The Case for Keeping Jay Cutler

Bears QB Jay Cutler meets with the media
Bears QB Jay Cutler meets with the media

Cutler may have been under fire for the rock star size of his contract, and his less than stellar on field performance, but there are several million good reasons to keep him on the Bears roster, at least through 2016.

The big hero in this deal is Cutler’s agent who negotiated this colossal deal.  Don’t blame Jay, he just signed on the dotted line, but Phil Emery, the soon to be unemployed Chicago GM.

However, when you examine things more closely, it may work out in the long run, if not for Chicago, then some other team.

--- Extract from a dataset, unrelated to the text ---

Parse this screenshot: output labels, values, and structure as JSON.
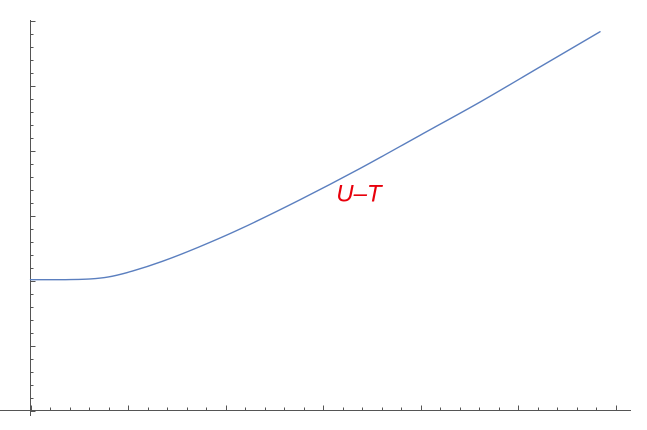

My information is based on data culled from

Cutler’s average annual salary on the $127 million deal is roughly  $18 million per year. The big hit for the Bears is in 2014-2015 with $38 in guaranteed money.

Let’s compare Cutler’s deal with two other marquee NFL QB’s, one younger, one older, who have similar average salaries.

Thirty-four year old Tony Romo’s deal runs out a year before Jay’s. His average salary and guaranteed money ($54 million) are similar to Cutler’s deal.  The difference, however, is that the Cowboys are on the hook for a larger salary cap hit, should he no longer be on the roster in in 2015, 2016, or 2017.

Cutler is guaranteed $16 million in 2016, but should the team cut or trade him, they are only on the hook for $3 million. In 2017, that amount drops to $2 million.

Twenty-six year old Matthew Stafford of the Lions becomes an unrestricted free agent after the 2017 season.  How much of a raise will he get above the $22.5 million he’s scheduled to earn in the last two years of his deal? Especially if he leads his team back to the playoffs a few more times.

Tony Romo was the top rated QB in the NFL, for any starter. Stafford’s 85.7 rating is actually below Cutler’s 88.6.

The biggest problem Cutler faced in 2014 was having one of the league’s worst defenses preventing him from running a balanced offense, thus increasing his turnovers. The mediocre offensive line which allowed him to be sacked 38 times didn’t help matters either.

It’s easy to criticize Jay because he’s not a charmer in front of the cameras.  Cutler will never be a pitch man like Peyton Manning or Russell Wilson.  That’s just not his style.  But from what we in the media hear, his teammates see a side of Jay the public does not.

The solution.  Draft a quarterback in the second or third round in 2015 or 2016, and nurture them along. Rebuild that defense that was absolutely pitiful in 2014. Then, re-think things in 2017.  Conversely, when the average salaries of QB’s in the NFL start exceeding $25 or $30 million, the deal might not seem so bad after all.